Il problema, allora, è saper parlare a un mondo esterno che ritiene superato ogni discorso su Dio e su Gesù Cristo: è solo questione di un linguaggio troppo vecchio (quello in uso nelle nostre chiese) oppure è proprio la radicalità del messaggio evangelico a “spaventare” i nostri contemporanei?
«Credo che entrambi questi fattori giochino un ruolo. Vi è indubbiamente la fatica di trovare il modo per esprimere il messaggio evangelico, in tutta la sua potenza liberante, in modo da renderlo comprensibile e significativo per le persone di oggi, incontrate nella fatica della loro vita, nelle loro domande di senso, nelle relazioni quotidiane; e dall’altra parte, da sempre, un Gesù non addomesticato, non asservito a logiche di conservazione di ingiustizie, discriminazioni, violenze, sarà sempre considerato da molti un pericolo o comunque scomodo o troppo impegnativo e quindi rifiutato».
Un argomento fondamentale che dovrà essere trattato dal Sinodo e uno che dovrà essere affrontato congiuntamente all’Assemblea battista?

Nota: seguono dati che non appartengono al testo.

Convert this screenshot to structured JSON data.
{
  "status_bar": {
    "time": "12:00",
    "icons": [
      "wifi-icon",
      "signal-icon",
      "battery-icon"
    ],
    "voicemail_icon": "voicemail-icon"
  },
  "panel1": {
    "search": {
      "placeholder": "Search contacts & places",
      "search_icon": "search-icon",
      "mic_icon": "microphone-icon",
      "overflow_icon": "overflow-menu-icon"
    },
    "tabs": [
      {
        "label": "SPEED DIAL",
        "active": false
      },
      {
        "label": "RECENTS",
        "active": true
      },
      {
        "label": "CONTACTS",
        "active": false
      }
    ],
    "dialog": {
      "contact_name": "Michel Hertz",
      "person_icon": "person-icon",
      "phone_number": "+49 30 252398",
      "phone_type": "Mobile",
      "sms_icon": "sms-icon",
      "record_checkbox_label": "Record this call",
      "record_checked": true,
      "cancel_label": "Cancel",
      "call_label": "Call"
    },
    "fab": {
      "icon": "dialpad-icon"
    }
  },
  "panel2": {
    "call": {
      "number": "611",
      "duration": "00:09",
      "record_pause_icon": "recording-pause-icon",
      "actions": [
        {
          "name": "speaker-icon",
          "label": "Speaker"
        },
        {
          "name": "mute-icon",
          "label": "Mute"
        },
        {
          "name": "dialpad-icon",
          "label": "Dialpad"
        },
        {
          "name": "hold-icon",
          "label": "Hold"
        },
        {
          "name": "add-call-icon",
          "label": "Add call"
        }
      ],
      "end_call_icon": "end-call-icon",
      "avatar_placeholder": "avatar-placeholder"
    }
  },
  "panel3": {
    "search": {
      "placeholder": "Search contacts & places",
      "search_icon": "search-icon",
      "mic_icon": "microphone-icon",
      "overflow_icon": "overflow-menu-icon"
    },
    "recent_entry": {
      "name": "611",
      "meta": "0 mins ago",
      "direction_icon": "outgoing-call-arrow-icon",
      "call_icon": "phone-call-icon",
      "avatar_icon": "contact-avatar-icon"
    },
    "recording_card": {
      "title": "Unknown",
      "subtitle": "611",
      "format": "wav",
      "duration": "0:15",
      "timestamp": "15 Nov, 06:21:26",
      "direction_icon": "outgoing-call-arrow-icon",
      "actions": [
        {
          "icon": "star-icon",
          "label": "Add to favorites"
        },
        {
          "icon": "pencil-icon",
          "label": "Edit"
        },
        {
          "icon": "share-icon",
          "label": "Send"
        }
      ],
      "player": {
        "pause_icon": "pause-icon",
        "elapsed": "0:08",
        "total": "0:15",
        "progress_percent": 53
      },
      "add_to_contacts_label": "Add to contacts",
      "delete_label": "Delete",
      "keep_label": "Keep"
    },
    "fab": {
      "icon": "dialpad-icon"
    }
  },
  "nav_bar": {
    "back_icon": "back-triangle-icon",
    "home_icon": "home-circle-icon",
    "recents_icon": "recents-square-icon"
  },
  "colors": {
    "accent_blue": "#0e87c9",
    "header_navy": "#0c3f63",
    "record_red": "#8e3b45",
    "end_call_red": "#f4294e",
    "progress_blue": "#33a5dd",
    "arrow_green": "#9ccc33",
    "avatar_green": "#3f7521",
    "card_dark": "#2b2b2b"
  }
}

«Facciamo due, fra interno ed esterno: per il Sinodo il tema di ripensare la ministerialità della Chiesa, la sua organizzazione, i ruoli, la formazione e il contributo di tutte le generazioni in un tempo in cui si accrescono alcune fragilità e vi saranno, fra l’altro, sempre meno pastori e pastore; ma anche la centralità dell’impegno delle chiese e delle loro organizzazioni diaconali, sul tema socialmente sensibilissimo del “lavoro”. Per l’Assemblea Sinodo, il tema di formule nuove, anche sperimentali di collaborazioni territoriali e il tema della pace, al quale si è deciso di dedicare la serata pubblica del lunedì, provando ad assumerlo, da credenti, in tutta la sua complessità e pluralità di posizioni, in un dialogo serio anche con voci della società civile».